Al di là dell’analisi di costi/benefici di una eventuale estensione e di una diversa regolamentazione rispetto all’attuale, sorgono spontanee alcune riflessioni che potrebbero portare a modificare in modo sostanziale il rapporto di lavoro delle persone con le loro imprese.
Le direzioni del personale e i responsabili organizzativi potrebbero cogliere questo momento storico sia per ripensare a politiche di gestione delle risorse e di formazione riposizionate su diverse dimensioni valoriali, sia ad introdurre nuovi paradigmi di riprogettazione organizzativa, che riportino al centro anche il benessere della persona.

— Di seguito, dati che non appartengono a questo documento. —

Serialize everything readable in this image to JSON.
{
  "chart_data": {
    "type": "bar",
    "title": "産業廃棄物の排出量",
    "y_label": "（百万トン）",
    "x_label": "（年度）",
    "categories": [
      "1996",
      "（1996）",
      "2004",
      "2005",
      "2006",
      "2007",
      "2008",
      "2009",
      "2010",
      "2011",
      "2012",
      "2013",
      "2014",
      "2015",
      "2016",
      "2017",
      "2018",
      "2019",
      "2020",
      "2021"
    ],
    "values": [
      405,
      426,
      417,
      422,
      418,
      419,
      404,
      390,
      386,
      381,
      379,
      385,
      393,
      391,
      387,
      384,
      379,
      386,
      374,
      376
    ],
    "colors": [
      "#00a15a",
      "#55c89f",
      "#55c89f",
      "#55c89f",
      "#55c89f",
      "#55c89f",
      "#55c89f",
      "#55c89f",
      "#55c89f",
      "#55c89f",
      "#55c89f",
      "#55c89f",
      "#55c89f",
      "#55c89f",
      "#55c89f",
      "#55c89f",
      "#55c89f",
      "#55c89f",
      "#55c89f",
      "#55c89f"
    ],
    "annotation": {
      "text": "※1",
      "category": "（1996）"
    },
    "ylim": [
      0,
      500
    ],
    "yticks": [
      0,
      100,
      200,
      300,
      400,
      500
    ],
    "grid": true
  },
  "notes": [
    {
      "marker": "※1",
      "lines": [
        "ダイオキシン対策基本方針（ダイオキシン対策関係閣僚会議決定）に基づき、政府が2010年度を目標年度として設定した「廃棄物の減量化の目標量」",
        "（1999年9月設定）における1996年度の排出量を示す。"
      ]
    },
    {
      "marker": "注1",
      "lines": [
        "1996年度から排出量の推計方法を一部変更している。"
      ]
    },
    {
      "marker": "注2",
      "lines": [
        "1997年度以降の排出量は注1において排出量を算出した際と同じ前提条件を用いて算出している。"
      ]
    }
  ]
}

Nel concreto si potrebbe in primo luogo procedere con questionari a tutto il personale interessato per capire come sia stata vissuta l’esperienza forzata dello smartworking sia per il personale che già lo utilizzava, sia per quello che si è trovato ad utilizzarlo per la prima volta, per conoscere gli effetti di una connessione prolungata e giornaliera sul proprio lavoro rispetto ad una serie di parametri quali ad esempio benessere, qualità della prestazione, aspetti tecnici, relazioni, integrazione, tecno-stress, stress in generale, valutazione complessiva dell’esperienza, ecc.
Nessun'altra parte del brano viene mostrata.